2920 troisième âge
Elrond venait de sagement quitter son bureau et se dirigeait vers ses appartements. Son chemin le faisant passer devant les appartements de Lindir, il ne put s'empêcher en percevant la porte entrouverte de jeter un regard. L'elfe était assis sur le bord de son lit, cette petite peluche entre ses mains, l'air visiblement absent.
Tant de temps était passé. Il a vu Lindir grandir, s'épanouir, apprendre, se forger et surtout se montrer. Il était un parfait soldat, vaillant, fort, endurant, comme ses parents. Et en même temps il détestait les guerres, le sang, et c'est en tant qu'intendant qu'il semblait avoir trouver sa place. Elrond était fier d'avoir ce brillant elfe à ses côtés, à l'aider et le soutenir.
Seulement, jamais il ne l'avait pu penser à autre chose que son travail, qu'à son devoir.
Elrond avait fini par comprendre que la blessure de ses souvenirs lui faisait refuser l'idée d'aimer. Lindir avait peur d'être aimé et d'aimer.
Ne voulant pas paraitre irrespectueux, il se remit en route et se dirigea vers ses appartements. Un lieu qui lui semblait si silencieux depuis que son épouse avait pris route pour Aman. Il n'était toutefois pas en peine, car il savait qu'il allait bientôt pourvoir la rejoindre.
Et désormais, il aspirait à ce que son ami et bras droit connaisse ce même bonheur que d'aimer, d'être aimé et construire sa famille.
Il ne doutait pas non plus que ces parents souhaiteraient la même chose.
Allongé dans le lit à observer son plafond, il se demandait comment l'aider. Où se trouvait la personne qui lui était destiné ? Alors qu'au lendemain, assit derrière son bureau à commencer à se lister les elfines de son royaume et se demander qui pourrait lui correspondre, le sujet de ses songes se montra à l'entrée de cette pièce de travail dont les portes étaient ouvertes.

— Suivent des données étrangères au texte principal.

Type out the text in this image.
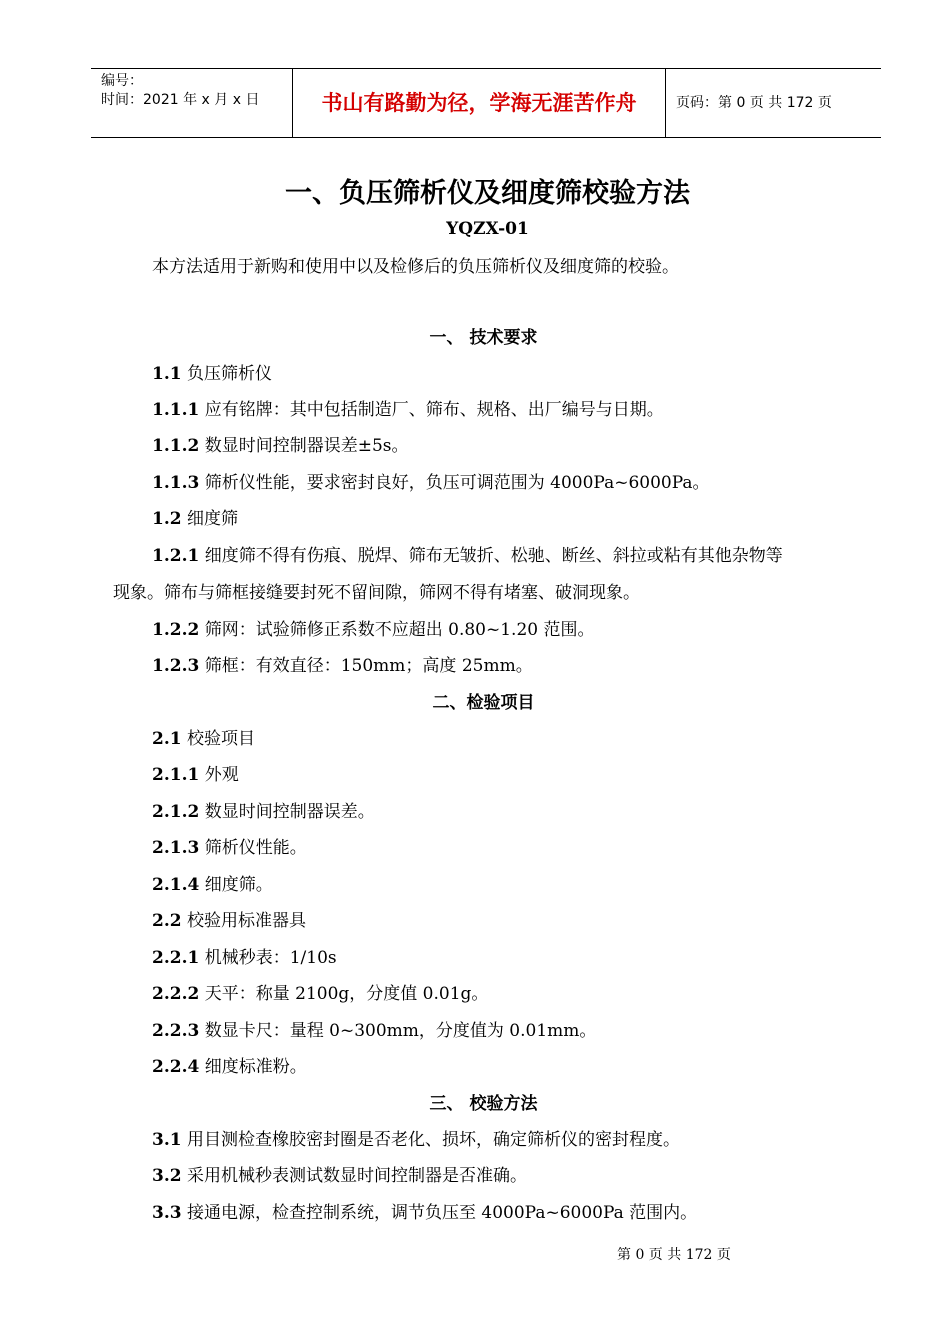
编号：
时间：2021 年 x 月 x 日	书山有路勤为径，学海无涯苦作舟	页码：第 0 页 共 172 页
一、负压筛析仪及细度筛校验方法
YQZX-01
本方法适用于新购和使用中以及检修后的负压筛析仪及细度筛的校验。
一、 技术要求
1.1 负压筛析仪
1.1.1 应有铭牌：其中包括制造厂、筛布、规格、出厂编号与日期。
1.1.2 数显时间控制器误差±5s。
1.1.3 筛析仪性能，要求密封良好，负压可调范围为 4000Pa~6000Pa。
1.2 细度筛
1.2.1 细度筛不得有伤痕、脱焊、筛布无皱折、松驰、断丝、斜拉或粘有其他杂物等
现象。筛布与筛框接缝要封死不留间隙，筛网不得有堵塞、破洞现象。
1.2.2 筛网：试验筛修正系数不应超出 0.80~1.20 范围。
1.2.3 筛框：有效直径：150mm；高度 25mm。
二、检验项目
2.1 校验项目
2.1.1 外观
2.1.2 数显时间控制器误差。
2.1.3 筛析仪性能。
2.1.4 细度筛。
2.2 校验用标准器具
2.2.1 机械秒表：1/10s
2.2.2 天平：称量 2100g，分度值 0.01g。
2.2.3 数显卡尺：量程 0~300mm，分度值为 0.01mm。
2.2.4 细度标准粉。
三、 校验方法
3.1 用目测检查橡胶密封圈是否老化、损坏，确定筛析仪的密封程度。
3.2 采用机械秒表测试数显时间控制器是否准确。
3.3 接通电源，检查控制系统，调节负压至 4000Pa~6000Pa 范围内。
第 0 页 共 172 页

Intrigué de le voir si pensif, le coude sur le bureau et l'index contre ses lèvres, le regard dur dans le vide, Lindir se demandait à quoi il pouvait bien songer. Il sortit lui-même de ces questions en fermant le poing qu'il approcha de la porte pour toquer et signaler sa présence. Bingo. Elrond sursauta et le fixa avec des yeux ronds.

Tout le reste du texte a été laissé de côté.